From: Richard Biener <rguenther@suse.de>
To: gcc-patches@gcc.gnu.org
Subject: [PATCH] Remove last permutation restriction for SLP vectorizing
Date: Tue, 09 Jun 2015 14:22:00 -0000 [thread overview]
Message-ID: <alpine.LSU.2.11.1506091615180.30088@zhemvz.fhfr.qr> (raw)
This removes the restriction in place on reductions. To not regress
gfortran.dg/vect/fast-math-pr37021.f90 the patch also implements
SLP permutations for strided group loads. With those two pieces
we can finally SLP vectorize the complex multiplication (which
in the gfortran.dg/vect/fast-math-pr37021.f90 testcase uses
variable stride). Code generated on x86_64 suffers from PR56766,
combine not being able to use sse3_addsubv2df3 because the
RTL doesn't use the expected vec_merge but
(vec_select (vec_concat )) instead.
Previously we vectorized this with unrolling and interleaving.
Bootstrap and regtest running on x86_64-unknown-linux-gnu.
Richard.
2015-06-09 Richard Biener <rguenther@suse.de>
* tree-vect-slp.c (vect_attempt_slp_rearrange_stmts): Split
out from ...
(vect_supported_load_permutation_p): ... here. Handle
supportable permutations in reductions.
* tree-vect-stmts.c (vectorizable_load): Handle SLP permutations
for vectorizing strided group loads.
Index: gcc/tree-vect-slp.c
===================================================================
*** gcc/tree-vect-slp.c (revision 224271)
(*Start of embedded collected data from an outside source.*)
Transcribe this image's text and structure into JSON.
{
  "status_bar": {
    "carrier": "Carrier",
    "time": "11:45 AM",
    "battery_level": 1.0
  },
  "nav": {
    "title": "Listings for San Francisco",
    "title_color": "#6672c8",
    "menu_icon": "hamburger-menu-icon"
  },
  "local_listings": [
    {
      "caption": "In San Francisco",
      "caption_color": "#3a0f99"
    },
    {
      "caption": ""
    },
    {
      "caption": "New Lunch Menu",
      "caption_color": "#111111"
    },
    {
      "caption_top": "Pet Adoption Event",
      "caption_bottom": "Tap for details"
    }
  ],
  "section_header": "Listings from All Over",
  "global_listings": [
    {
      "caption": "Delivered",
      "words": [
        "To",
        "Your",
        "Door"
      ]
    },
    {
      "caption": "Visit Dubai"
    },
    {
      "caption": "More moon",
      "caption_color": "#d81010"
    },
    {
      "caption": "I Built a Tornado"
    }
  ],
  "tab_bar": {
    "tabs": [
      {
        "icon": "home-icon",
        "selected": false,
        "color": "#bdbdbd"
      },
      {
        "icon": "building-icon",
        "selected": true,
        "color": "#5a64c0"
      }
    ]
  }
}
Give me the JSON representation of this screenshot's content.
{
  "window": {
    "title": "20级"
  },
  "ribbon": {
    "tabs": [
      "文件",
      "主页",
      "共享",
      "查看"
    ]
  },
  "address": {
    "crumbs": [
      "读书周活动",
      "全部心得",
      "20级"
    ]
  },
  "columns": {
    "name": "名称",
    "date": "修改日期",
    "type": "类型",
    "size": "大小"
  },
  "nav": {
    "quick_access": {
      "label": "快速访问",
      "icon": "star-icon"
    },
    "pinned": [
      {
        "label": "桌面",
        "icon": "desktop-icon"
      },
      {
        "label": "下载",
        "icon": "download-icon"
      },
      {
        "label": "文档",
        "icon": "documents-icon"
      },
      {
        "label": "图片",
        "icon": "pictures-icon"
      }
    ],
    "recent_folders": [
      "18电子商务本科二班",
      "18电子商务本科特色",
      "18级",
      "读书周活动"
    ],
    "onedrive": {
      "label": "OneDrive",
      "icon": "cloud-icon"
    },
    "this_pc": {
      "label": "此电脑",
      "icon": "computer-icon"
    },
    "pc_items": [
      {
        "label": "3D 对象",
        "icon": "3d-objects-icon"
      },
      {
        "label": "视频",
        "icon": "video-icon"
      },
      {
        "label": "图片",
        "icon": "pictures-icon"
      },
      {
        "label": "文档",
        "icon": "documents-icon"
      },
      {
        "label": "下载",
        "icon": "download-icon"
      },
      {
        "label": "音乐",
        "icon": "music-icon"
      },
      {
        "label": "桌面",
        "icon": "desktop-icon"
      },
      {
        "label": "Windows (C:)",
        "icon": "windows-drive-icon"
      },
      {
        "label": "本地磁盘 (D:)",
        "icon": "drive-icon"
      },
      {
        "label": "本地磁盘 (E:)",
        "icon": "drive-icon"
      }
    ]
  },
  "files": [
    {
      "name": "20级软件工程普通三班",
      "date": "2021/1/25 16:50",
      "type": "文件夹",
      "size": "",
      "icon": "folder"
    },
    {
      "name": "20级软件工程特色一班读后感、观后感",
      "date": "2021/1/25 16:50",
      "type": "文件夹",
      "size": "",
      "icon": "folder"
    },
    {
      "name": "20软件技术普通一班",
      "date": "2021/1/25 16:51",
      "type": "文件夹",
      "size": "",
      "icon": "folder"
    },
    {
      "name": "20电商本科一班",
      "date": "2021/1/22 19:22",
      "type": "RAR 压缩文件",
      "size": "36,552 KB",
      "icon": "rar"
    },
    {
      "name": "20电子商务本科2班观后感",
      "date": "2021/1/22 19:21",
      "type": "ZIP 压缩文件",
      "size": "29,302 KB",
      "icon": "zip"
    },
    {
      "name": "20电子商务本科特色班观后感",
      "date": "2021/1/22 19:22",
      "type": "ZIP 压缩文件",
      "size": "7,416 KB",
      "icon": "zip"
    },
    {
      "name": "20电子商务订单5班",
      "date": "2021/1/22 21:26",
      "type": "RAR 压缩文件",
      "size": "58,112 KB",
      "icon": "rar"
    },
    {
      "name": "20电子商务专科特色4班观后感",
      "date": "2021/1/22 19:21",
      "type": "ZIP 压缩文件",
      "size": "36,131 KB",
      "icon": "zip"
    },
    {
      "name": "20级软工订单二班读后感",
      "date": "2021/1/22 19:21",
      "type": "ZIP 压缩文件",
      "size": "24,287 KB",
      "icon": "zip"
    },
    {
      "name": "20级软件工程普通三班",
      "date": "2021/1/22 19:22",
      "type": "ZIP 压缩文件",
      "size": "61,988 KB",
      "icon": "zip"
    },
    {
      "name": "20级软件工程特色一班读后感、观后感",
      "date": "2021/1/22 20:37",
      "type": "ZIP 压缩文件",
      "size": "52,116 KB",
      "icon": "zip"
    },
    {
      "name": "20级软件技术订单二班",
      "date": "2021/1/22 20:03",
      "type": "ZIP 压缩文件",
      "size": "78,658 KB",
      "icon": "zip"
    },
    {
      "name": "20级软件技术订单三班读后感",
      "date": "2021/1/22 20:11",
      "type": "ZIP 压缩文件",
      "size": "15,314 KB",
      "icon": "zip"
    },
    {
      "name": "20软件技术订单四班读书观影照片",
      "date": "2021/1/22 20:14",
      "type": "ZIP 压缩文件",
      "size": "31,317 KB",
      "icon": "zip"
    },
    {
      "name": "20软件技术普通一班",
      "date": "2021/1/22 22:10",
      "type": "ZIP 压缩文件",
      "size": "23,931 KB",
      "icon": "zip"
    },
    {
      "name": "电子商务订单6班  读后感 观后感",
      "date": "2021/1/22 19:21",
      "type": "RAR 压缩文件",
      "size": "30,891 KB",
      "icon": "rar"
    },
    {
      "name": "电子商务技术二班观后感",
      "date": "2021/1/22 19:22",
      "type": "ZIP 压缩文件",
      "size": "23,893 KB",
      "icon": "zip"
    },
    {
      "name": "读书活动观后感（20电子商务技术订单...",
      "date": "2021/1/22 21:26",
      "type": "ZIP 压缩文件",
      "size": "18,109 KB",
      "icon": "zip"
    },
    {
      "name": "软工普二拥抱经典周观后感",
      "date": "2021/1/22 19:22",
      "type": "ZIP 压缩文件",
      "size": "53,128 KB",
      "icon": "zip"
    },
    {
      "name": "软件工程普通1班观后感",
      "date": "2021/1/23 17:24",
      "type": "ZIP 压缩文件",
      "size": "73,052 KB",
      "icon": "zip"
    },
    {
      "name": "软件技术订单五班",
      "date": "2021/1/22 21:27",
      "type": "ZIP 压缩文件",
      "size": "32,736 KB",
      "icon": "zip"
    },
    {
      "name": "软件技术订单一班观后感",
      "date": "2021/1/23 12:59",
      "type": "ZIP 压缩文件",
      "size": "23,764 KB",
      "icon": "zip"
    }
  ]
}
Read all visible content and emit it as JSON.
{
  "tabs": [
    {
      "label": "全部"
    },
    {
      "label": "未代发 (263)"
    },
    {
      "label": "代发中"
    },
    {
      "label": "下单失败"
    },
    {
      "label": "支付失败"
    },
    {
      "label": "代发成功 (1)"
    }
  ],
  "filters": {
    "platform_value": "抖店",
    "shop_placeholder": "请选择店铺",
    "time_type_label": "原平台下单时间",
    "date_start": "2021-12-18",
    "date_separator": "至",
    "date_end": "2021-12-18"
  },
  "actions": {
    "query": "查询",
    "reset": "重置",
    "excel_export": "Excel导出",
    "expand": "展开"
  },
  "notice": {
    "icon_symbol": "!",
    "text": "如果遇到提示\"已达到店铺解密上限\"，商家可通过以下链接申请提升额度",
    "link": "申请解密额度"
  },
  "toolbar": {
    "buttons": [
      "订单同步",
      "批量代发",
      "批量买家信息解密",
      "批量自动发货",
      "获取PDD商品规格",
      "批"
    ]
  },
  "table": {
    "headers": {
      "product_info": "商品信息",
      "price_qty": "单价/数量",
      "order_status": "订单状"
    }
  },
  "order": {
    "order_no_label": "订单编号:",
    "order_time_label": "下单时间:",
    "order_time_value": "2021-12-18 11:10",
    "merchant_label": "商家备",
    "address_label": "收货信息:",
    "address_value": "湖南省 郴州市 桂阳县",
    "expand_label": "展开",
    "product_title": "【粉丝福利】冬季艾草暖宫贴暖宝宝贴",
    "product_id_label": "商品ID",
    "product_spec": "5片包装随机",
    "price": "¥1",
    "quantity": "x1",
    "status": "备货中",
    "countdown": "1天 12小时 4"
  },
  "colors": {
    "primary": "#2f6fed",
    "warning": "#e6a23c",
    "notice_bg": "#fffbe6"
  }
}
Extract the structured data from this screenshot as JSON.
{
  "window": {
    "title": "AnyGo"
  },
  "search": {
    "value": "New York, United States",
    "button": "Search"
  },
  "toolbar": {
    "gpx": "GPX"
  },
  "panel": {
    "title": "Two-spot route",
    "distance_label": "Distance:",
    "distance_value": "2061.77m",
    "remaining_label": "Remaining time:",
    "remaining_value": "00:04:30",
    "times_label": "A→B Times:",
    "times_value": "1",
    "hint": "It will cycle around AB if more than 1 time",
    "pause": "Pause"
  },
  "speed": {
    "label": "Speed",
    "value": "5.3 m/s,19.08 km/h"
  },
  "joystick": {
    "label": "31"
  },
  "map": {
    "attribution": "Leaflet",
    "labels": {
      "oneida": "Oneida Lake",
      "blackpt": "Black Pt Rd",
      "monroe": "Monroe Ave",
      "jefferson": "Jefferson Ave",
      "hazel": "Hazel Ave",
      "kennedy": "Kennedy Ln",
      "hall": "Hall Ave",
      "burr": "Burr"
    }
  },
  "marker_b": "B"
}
--- gcc/tree-vect-slp.c (working copy)
*************** vect_slp_rearrange_stmts (slp_tree node,
*** 1326,1331 ****
--- 1270,1336 ----
}
+ /* Attempt to reorder stmts in a reduction chain so that we don't
+ require any load permutation. Return true if that was possible,
+ otherwise return false. */
+
+ static bool
+ vect_attempt_slp_rearrange_stmts (slp_instance slp_instn)
+ {
+ unsigned int group_size = SLP_INSTANCE_GROUP_SIZE (slp_instn);
+ unsigned int i, j;
+ sbitmap load_index;
+ unsigned int lidx;
+ slp_tree node, load;
+
+ /* Compare all the permutation sequences to the first one. We know
+ that at least one load is permuted. */
+ node = SLP_INSTANCE_LOADS (slp_instn)[0];
+ if (!node->load_permutation.exists ())
+ return false;
+ for (i = 1; SLP_INSTANCE_LOADS (slp_instn).iterate (i, &load); ++i)
+ {
+ if (!load->load_permutation.exists ())
+ return false;
+ FOR_EACH_VEC_ELT (load->load_permutation, j, lidx)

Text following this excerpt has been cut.